New Hampshire state standards require police officers to perform, at minimum, within the 35th percentile of the Cooper Aerobics Institute Standards for their physical fitness exams.
“Which is abysmally low and embarrassing to say in public,” said Deputy Chief James Testaverde of the Nashua Police Department. “That is the state standard. It is not the Nashua Police Department standard.”
Last week, city officials approved an agreement with the Nashua Police Patrolman’s Association and the Nashua Police Supervisor’s Association to offer an optional Wellness Incentive Physical Fitness Test, which would replace the traditional physical fitness test.
The objective is to encourage officers to keep as fit as possible, explained Alderman Richard Dowd.
“It is totally on a voluntary basis,” said Testaverde.
The exam consists of bench presses, sit-ups, push-ups and a 1.5-mile run.
Anyone who scores at or above the 80th percentile for each of the test sections will, under the incentive program, receive one paid day off from work — essentially a wellness day, he said.
Anyone who scores at or above the 90th percentile for each of the test sections will be permitted two paid days off from work; major holidays are not allowed and administration can deny requests if they will incur overtime.

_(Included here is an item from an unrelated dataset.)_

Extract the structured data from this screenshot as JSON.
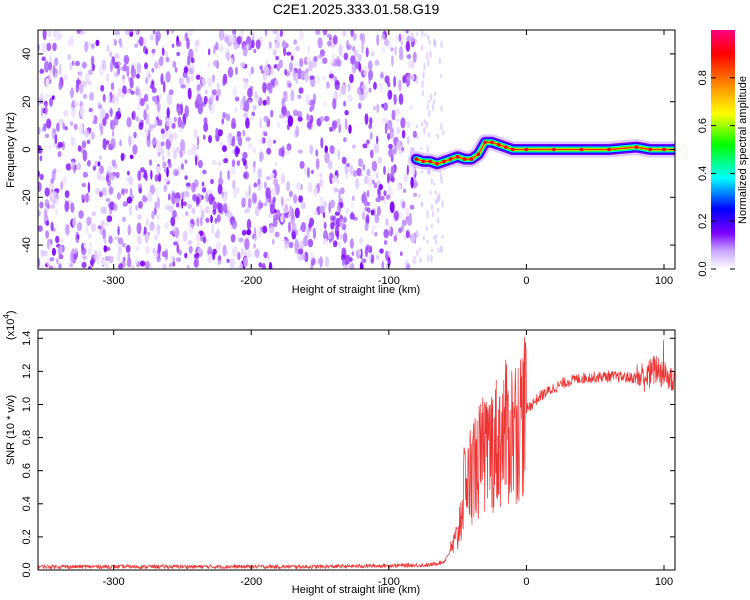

“Wellness promotes good physical health. It promotes good mental health. It promotes longevity and retention in this field and also cuts down on absenteeism,” said the deputy, stressing the need for officers to be in top physical shape.
Lori Wilshire, president of the Board of Aldermen, praised the police department for taking steps to improve the health of its officers.
“Thirty-five percent seems like the bar is set really low,” Wilshire said of the state standards.
While some officers may easily be able to reach the higher incentive standards, Testaverde said the majority of them will have to work to achieve these new levels.
“Again, this is not Navy Seals standards, but we want our officers to be in much, much better physical fitness,” he said.